Yesterday the world learned that the most wanted man in history had finally met his end at the hands of United States Special Forces carrying out a precision operation. The announcement was made by President Obama that Osama Bin Laden had been killed. However, the first whisperings of what was going on as it happened were actually on Twitter.
Obviously those soldiers on the ground and the high commanders watching events unfold via video link in The Pentagon were savvy to what was going on, but an IT consultant, living in Abbottabad, unknowingly tweeted details of the US-led operation as it happened.
Sohaib Athar told that a helicopter was hovering overhead shortly before the assault began and also said that he though it might not be a Pakistani aircraft. Later tweets described the sound of “A huge window shaking bang here in Abbottabad” and his sense of worry that this could be “the start of something nasty”.
Moving away from the whole 9/11, Bin Laden, targeted kill story – which is frankly a macabre narrative that was never going to have a happy ending – we are shown that the power of Twitter as a communication tool is not to be underestimated.
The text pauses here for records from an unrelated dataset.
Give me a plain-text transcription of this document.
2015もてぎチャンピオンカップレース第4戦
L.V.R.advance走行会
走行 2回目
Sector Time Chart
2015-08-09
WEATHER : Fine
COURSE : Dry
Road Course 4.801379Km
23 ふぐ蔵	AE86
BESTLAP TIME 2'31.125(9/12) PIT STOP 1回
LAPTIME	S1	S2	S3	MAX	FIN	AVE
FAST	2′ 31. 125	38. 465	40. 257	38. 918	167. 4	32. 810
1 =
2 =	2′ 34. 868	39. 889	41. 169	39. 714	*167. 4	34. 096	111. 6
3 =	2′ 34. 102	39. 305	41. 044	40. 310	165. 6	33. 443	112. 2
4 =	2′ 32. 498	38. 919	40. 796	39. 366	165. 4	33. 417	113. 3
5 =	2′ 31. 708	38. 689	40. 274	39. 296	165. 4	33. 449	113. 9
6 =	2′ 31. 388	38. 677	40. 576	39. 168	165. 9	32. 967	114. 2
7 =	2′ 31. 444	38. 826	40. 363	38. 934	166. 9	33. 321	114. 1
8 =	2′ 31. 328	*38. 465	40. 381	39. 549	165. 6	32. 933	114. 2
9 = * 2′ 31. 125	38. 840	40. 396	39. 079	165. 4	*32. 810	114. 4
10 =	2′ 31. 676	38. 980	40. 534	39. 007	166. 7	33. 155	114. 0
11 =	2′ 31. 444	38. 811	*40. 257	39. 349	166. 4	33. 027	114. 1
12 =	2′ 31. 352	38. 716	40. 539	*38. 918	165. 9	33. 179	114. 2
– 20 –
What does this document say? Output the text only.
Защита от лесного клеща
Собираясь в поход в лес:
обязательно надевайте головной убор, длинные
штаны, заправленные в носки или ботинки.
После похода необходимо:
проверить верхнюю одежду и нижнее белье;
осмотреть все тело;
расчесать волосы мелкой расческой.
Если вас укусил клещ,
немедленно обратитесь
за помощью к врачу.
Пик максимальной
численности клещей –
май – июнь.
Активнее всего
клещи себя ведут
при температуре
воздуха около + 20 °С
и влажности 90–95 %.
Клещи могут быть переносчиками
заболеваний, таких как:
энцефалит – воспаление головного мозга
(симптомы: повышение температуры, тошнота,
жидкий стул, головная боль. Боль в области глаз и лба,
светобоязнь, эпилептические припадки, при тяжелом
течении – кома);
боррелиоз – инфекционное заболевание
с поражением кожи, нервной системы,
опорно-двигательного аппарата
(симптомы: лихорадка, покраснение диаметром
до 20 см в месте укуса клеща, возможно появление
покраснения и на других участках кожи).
The first glimpse that many people had of the site’s potential was in 2009 when a US Airways plane made an emergency landing on New York’s Hudson River. The first images to emerge were tweeted by a ferry passenger moments after the plane came down, and well before any news crews were on the scene.
With the world literally at everyday citizens’ fingertips, mobile devices are becoming the new field reporters and film crews. The obvious exception being that you don’t need to be employed by a news network to be able to share your message with the world.